NY Times' George Vecsey's advice for his Mets-Do it without dancing and you'll do it...
- "Last week the Mets sailed into the dangerous Giambi Straits or Pérez Shoals, where rallies are shipwrecked on the mental rocks. Reyes, a solid citizen who almost always hustles, neglected to run out a dribbler that he assumed was staying foul. To his embarrassment, the third baseman could have walked the fair ball to first base. Manager Willie Randolph then gave Reyes the rest of the game off, to think about it."
But nonchalance needs to be nipped in the bud, the way Gil Hodges did in 1969 when he trudged out to left field to remove Cleon Jones, who had seemed a trifle sluggish chasing a base hit. Jones and his mates did not want the muscular Mr. Hodges mad at them — and they won the World Series two months later.

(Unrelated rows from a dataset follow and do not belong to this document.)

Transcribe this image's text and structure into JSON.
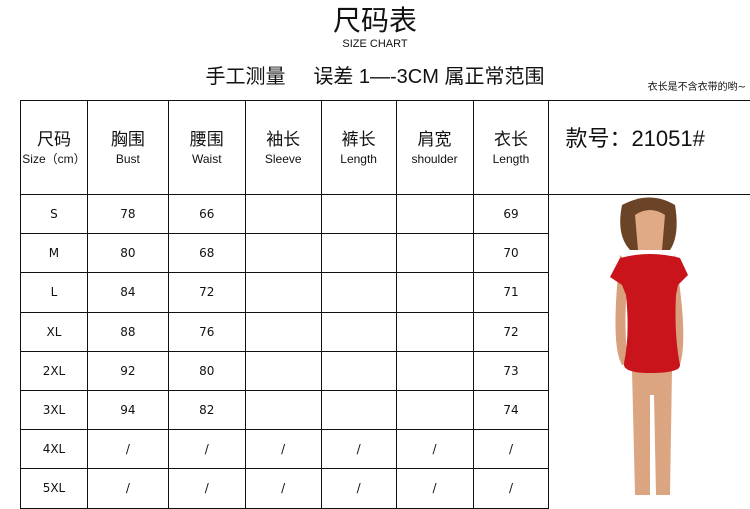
{
  "header": {
    "title": "尺码表",
    "title_en": "SIZE CHART",
    "subtitle": "手工测量     误差 1—-3CM 属正常范围",
    "note": "衣长是不含衣带的哟~"
  },
  "table": {
    "columns": [
      {
        "zh": "尺码",
        "en": "Size（cm）"
      },
      {
        "zh": "胸围",
        "en": "Bust"
      },
      {
        "zh": "腰围",
        "en": "Waist"
      },
      {
        "zh": "袖长",
        "en": "Sleeve"
      },
      {
        "zh": "裤长",
        "en": "Length"
      },
      {
        "zh": "肩宽",
        "en": "shoulder"
      },
      {
        "zh": "衣长",
        "en": "Length"
      }
    ],
    "model_code": "款号：21051#",
    "rows": [
      [
        "S",
        "78",
        "66",
        "",
        "",
        "",
        "69"
      ],
      [
        "M",
        "80",
        "68",
        "",
        "",
        "",
        "70"
      ],
      [
        "L",
        "84",
        "72",
        "",
        "",
        "",
        "71"
      ],
      [
        "XL",
        "88",
        "76",
        "",
        "",
        "",
        "72"
      ],
      [
        "2XL",
        "92",
        "80",
        "",
        "",
        "",
        "73"
      ],
      [
        "3XL",
        "94",
        "82",
        "",
        "",
        "",
        "74"
      ],
      [
        "4XL",
        "/",
        "/",
        "/",
        "/",
        "/",
        "/"
      ],
      [
        "5XL",
        "/",
        "/",
        "/",
        "/",
        "/",
        "/"
      ]
    ]
  },
  "colors": {
    "dress": "#c8141a",
    "border": "#111111"
  }
}
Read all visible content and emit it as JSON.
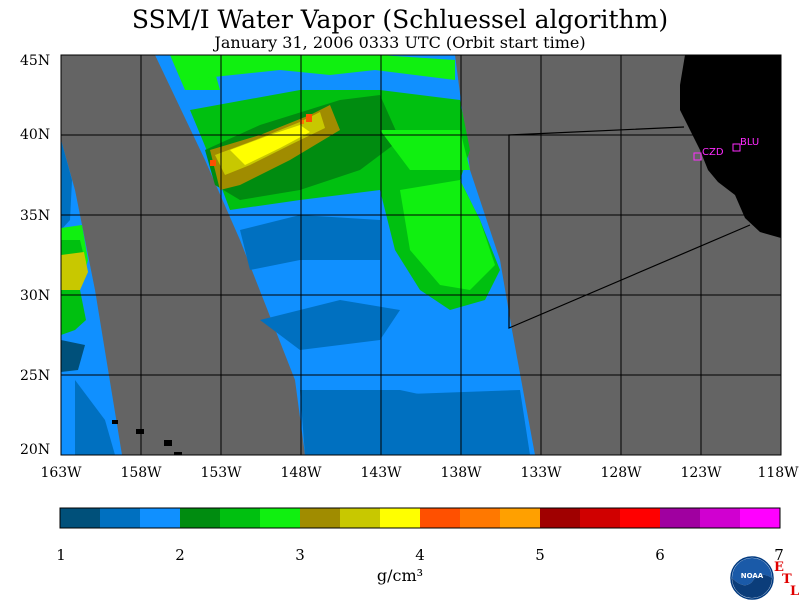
{
  "title": "SSM/I Water Vapor (Schluessel algorithm)",
  "subtitle": "January 31, 2006  0333 UTC  (Orbit start time)",
  "map": {
    "lat_labels": [
      "45N",
      "40N",
      "35N",
      "30N",
      "25N",
      "20N"
    ],
    "lon_labels": [
      "163W",
      "158W",
      "153W",
      "148W",
      "143W",
      "138W",
      "133W",
      "128W",
      "123W",
      "118W"
    ],
    "stations": [
      {
        "id": "CZD",
        "label": "CZD"
      },
      {
        "id": "BLU",
        "label": "BLU"
      }
    ]
  },
  "colorbar": {
    "unit": "g/cm³",
    "tick_labels": [
      "1",
      "2",
      "3",
      "4",
      "5",
      "6",
      "7"
    ],
    "colors": [
      "#00507a",
      "#0070c0",
      "#1090ff",
      "#008c10",
      "#00c010",
      "#10f010",
      "#a08c00",
      "#c8c800",
      "#ffff00",
      "#ff5000",
      "#ff7800",
      "#ffa000",
      "#a00000",
      "#d00000",
      "#ff0000",
      "#a000a0",
      "#d000d0",
      "#ff00ff"
    ]
  },
  "logo": {
    "text": "NOAA",
    "etl_letters": [
      "E",
      "T",
      "L"
    ]
  },
  "colors": {
    "nodata": "#646464",
    "land": "#000000"
  }
}
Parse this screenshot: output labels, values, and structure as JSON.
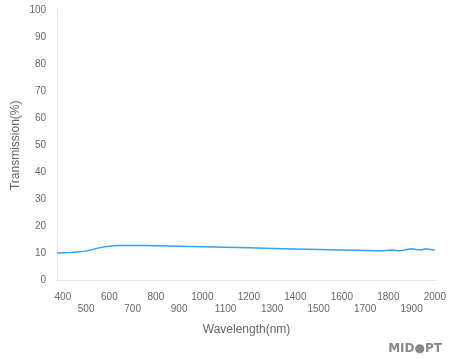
{
  "chart_data": {
    "type": "line",
    "x_label": "Wavelength(nm)",
    "y_label": "Transmission(%)",
    "annotations": [
      "MID●PT"
    ],
    "x": [
      375,
      400,
      430,
      460,
      490,
      520,
      550,
      580,
      610,
      640,
      670,
      700,
      750,
      800,
      850,
      900,
      950,
      1000,
      1100,
      1200,
      1300,
      1400,
      1500,
      1600,
      1700,
      1750,
      1780,
      1800,
      1820,
      1840,
      1860,
      1880,
      1900,
      1920,
      1940,
      1960,
      1980,
      2000
    ],
    "values": [
      10.2,
      10.3,
      10.4,
      10.6,
      10.8,
      11.3,
      12.0,
      12.5,
      12.8,
      13.0,
      13.0,
      13.0,
      13.0,
      12.9,
      12.8,
      12.7,
      12.6,
      12.5,
      12.3,
      12.1,
      11.9,
      11.7,
      11.5,
      11.3,
      11.1,
      11.0,
      11.0,
      11.2,
      11.3,
      11.0,
      11.1,
      11.5,
      11.8,
      11.5,
      11.3,
      11.8,
      11.5,
      11.2
    ],
    "xlim": [
      375,
      2005
    ],
    "ylim": [
      0,
      100
    ],
    "xticks": [
      400,
      500,
      600,
      700,
      800,
      900,
      1000,
      1100,
      1200,
      1300,
      1400,
      1500,
      1600,
      1700,
      1800,
      1900,
      2000
    ],
    "yticks": [
      0,
      10,
      20,
      30,
      40,
      50,
      60,
      70,
      80,
      90,
      100
    ],
    "grid": false
  }
}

- Other Mets teams went down with insouciance, like the boys of the late ’80s, who won exactly one championship. In the 2000 Series, Timo Pérez believed he saw Todd Zeile’s drive go over the left-field fence. By shifting into a joyous slower gear, Pérez was thrown out at home — costing a run and, who knows, maybe the Series.
Jeter, needless to say, does not perform dance steps in public, preferring to pump his fist on occasion, which is totally acceptable. This Yankees team could still go either way. Alex Rodriguez could continue his monster season — and then choose to move on, leaving the Yankees to totally rebuild, from the front office to the dugout to the field.

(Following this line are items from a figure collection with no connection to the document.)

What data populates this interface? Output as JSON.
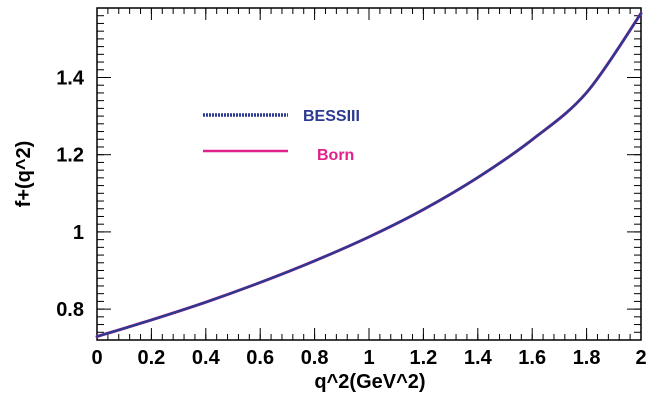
{
  "chart_data": {
    "type": "line",
    "title": "",
    "xlabel": "q^2(GeV^2)",
    "ylabel": "f+(q^2)",
    "xlim": [
      0,
      2
    ],
    "ylim": [
      0.72,
      1.58
    ],
    "grid": false,
    "legend_position": "upper-left",
    "x_ticks": [
      {
        "value": 0,
        "label": "0"
      },
      {
        "value": 0.2,
        "label": "0.2"
      },
      {
        "value": 0.4,
        "label": "0.4"
      },
      {
        "value": 0.6,
        "label": "0.6"
      },
      {
        "value": 0.8,
        "label": "0.8"
      },
      {
        "value": 1.0,
        "label": "1"
      },
      {
        "value": 1.2,
        "label": "1.2"
      },
      {
        "value": 1.4,
        "label": "1.4"
      },
      {
        "value": 1.6,
        "label": "1.6"
      },
      {
        "value": 1.8,
        "label": "1.8"
      },
      {
        "value": 2.0,
        "label": "2"
      }
    ],
    "y_ticks": [
      {
        "value": 0.8,
        "label": "0.8"
      },
      {
        "value": 1.0,
        "label": "1"
      },
      {
        "value": 1.2,
        "label": "1.2"
      },
      {
        "value": 1.4,
        "label": "1.4"
      }
    ],
    "x": [
      0,
      0.2,
      0.4,
      0.6,
      0.8,
      1.0,
      1.2,
      1.4,
      1.6,
      1.8,
      2.0
    ],
    "series": [
      {
        "name": "BESSIII",
        "color": "#2b3990",
        "style": "dotted-thick",
        "values": [
          0.729,
          0.772,
          0.818,
          0.869,
          0.925,
          0.987,
          1.058,
          1.141,
          1.239,
          1.361,
          1.566
        ]
      },
      {
        "name": "Born",
        "color": "#e0218a",
        "style": "solid",
        "values": [
          0.729,
          0.772,
          0.818,
          0.869,
          0.925,
          0.987,
          1.058,
          1.141,
          1.239,
          1.361,
          1.566
        ]
      }
    ]
  }
}
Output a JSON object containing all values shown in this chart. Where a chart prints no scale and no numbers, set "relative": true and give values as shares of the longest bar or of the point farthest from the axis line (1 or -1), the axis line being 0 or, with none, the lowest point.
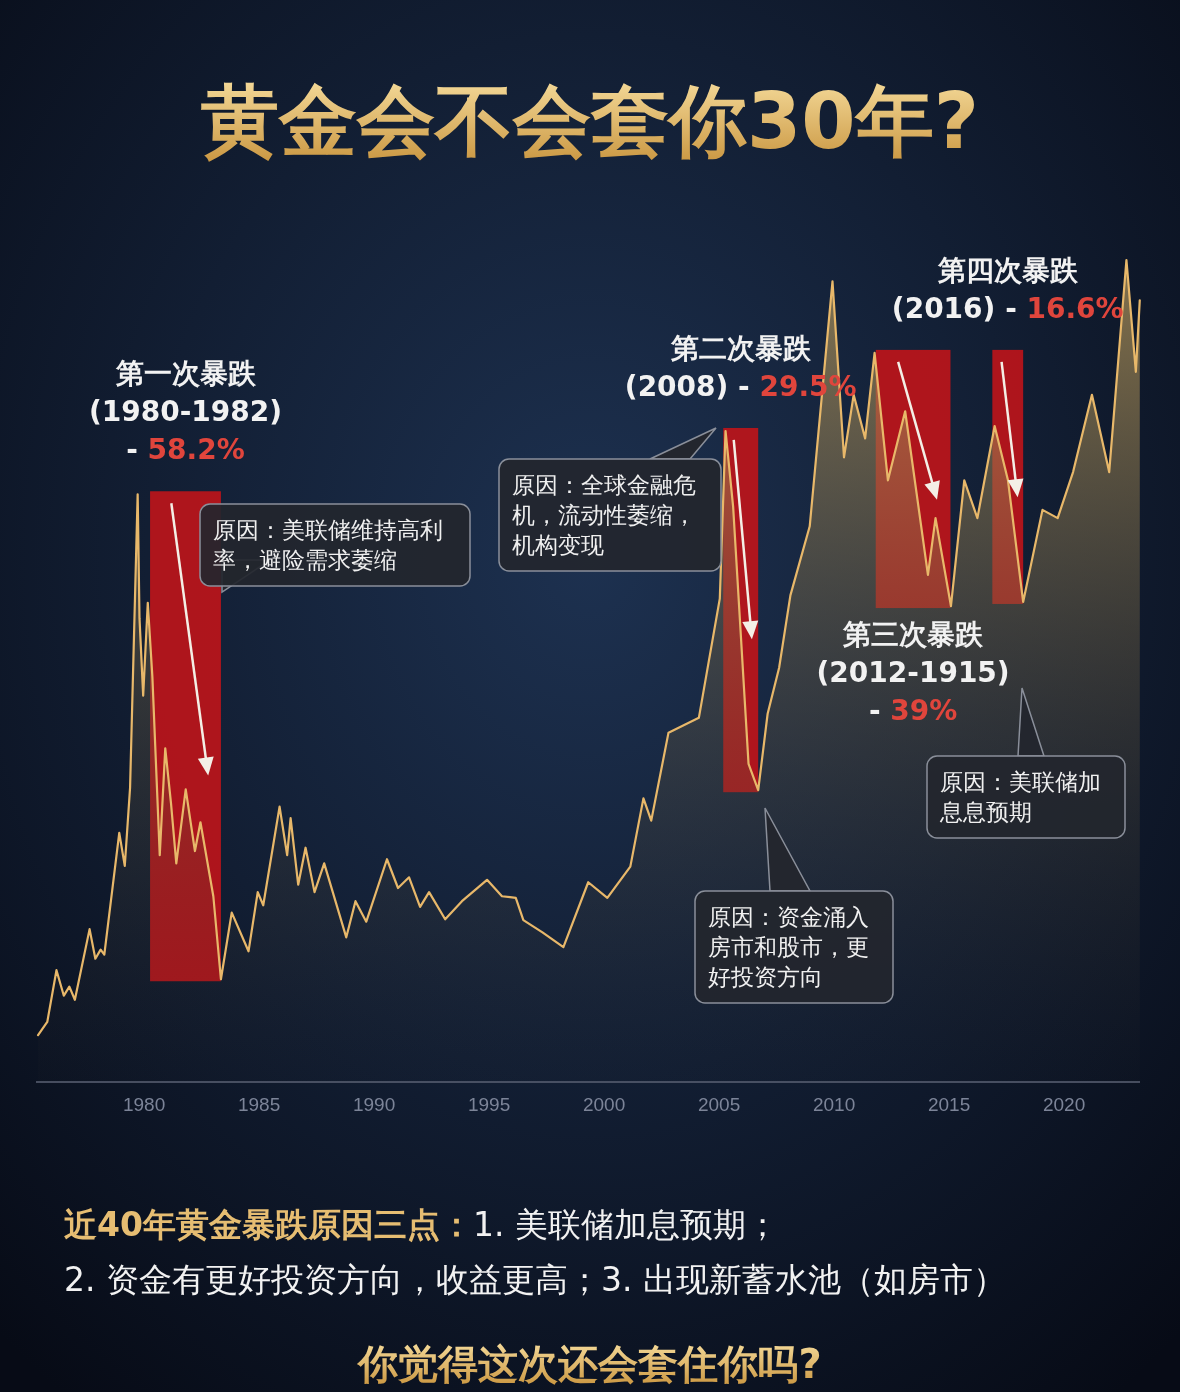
{
  "chart_data": {
    "type": "area",
    "title": "黄金会不会套你30年?",
    "relative": true,
    "xlim": [
      1975.3,
      2023.3
    ],
    "xticks": [
      1980,
      1985,
      1990,
      1995,
      2000,
      2005,
      2010,
      2015,
      2020
    ],
    "series": [
      {
        "color": "#e8b86a",
        "x": [
          1975.39,
          1975.79,
          1976.19,
          1976.51,
          1976.75,
          1976.99,
          1977.63,
          1977.88,
          1978.11,
          1978.27,
          1978.92,
          1979.16,
          1979.39,
          1979.72,
          1979.8,
          1979.96,
          1980.16,
          1980.36,
          1980.68,
          1980.92,
          1981.17,
          1981.4,
          1981.81,
          1982.21,
          1982.45,
          1983.01,
          1983.34,
          1983.81,
          1984.54,
          1984.94,
          1985.18,
          1985.89,
          1986.22,
          1986.37,
          1986.7,
          1987.02,
          1987.41,
          1987.83,
          1988.79,
          1989.19,
          1989.66,
          1990.56,
          1991.04,
          1991.52,
          1992.0,
          1992.39,
          1993.09,
          1993.82,
          1994.91,
          1995.56,
          1996.16,
          1996.49,
          1997.32,
          1998.23,
          1999.31,
          2000.14,
          2001.14,
          2001.71,
          2002.05,
          2002.8,
          2004.12,
          2005.03,
          2005.28,
          2005.61,
          2005.95,
          2006.28,
          2006.7,
          2007.11,
          2007.61,
          2008.1,
          2008.94,
          2009.93,
          2010.43,
          2010.85,
          2011.35,
          2011.76,
          2012.34,
          2013.09,
          2014.08,
          2014.41,
          2015.08,
          2015.66,
          2016.23,
          2016.98,
          2017.56,
          2018.22,
          2019.06,
          2019.72,
          2020.39,
          2021.21,
          2021.96,
          2022.71,
          2023.12,
          2023.29
        ],
        "values": [
          0.057,
          0.073,
          0.136,
          0.105,
          0.116,
          0.1,
          0.186,
          0.15,
          0.161,
          0.155,
          0.303,
          0.263,
          0.358,
          0.715,
          0.564,
          0.47,
          0.583,
          0.493,
          0.276,
          0.406,
          0.339,
          0.266,
          0.356,
          0.281,
          0.316,
          0.226,
          0.125,
          0.206,
          0.159,
          0.231,
          0.215,
          0.335,
          0.276,
          0.321,
          0.24,
          0.285,
          0.231,
          0.266,
          0.176,
          0.22,
          0.195,
          0.271,
          0.236,
          0.249,
          0.213,
          0.231,
          0.198,
          0.22,
          0.246,
          0.226,
          0.224,
          0.197,
          0.182,
          0.164,
          0.243,
          0.224,
          0.262,
          0.345,
          0.318,
          0.425,
          0.443,
          0.588,
          0.792,
          0.7,
          0.541,
          0.387,
          0.355,
          0.448,
          0.504,
          0.592,
          0.676,
          0.974,
          0.76,
          0.836,
          0.783,
          0.887,
          0.732,
          0.816,
          0.617,
          0.686,
          0.579,
          0.732,
          0.686,
          0.798,
          0.732,
          0.584,
          0.696,
          0.686,
          0.742,
          0.836,
          0.742,
          1.0,
          0.864,
          0.951
        ]
      }
    ],
    "bands": [
      {
        "axis": "x",
        "from": 1980.26,
        "to": 1983.34,
        "color": "#c0141a",
        "label": "第一次暴跌\n(1980-1982)\n- 58.2%"
      },
      {
        "axis": "x",
        "from": 2005.18,
        "to": 2006.7,
        "color": "#c0141a",
        "label": "第二次暴跌\n(2008) - 29.5%"
      },
      {
        "axis": "x",
        "from": 2011.81,
        "to": 2015.06,
        "color": "#c0141a",
        "label": "第三次暴跌\n(2012-1915)\n- 39%"
      },
      {
        "axis": "x",
        "from": 2016.88,
        "to": 2018.22,
        "color": "#c0141a",
        "label": "第四次暴跌\n(2016) - 16.6%"
      }
    ],
    "annotations": [
      "原因：美联储维持高利率，避险需求萎缩",
      "原因：全球金融危机，流动性萎缩，机构变现",
      "原因：资金涌入房市和股市，更好投资方向",
      "原因：美联储加息息预期",
      "近40年黄金暴跌原因三点：1. 美联储加息预期；",
      "2. 资金有更好投资方向，收益更高；3. 出现新蓄水池（如房市）",
      "你觉得这次还会套住你吗?"
    ]
  }
}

- Whatever happens in the Bronx, Jeter should be a role model for the young shortstop across the bridge. Just keep running, or else those dance steps blend into all the foolish homemade videos, in which everybody is a superstar in his own head. Just keep running, right into late October."
- (The "Giambi Straits" he later explains is Jeremy Giambi's move in the 2001 ALDS v Jeter).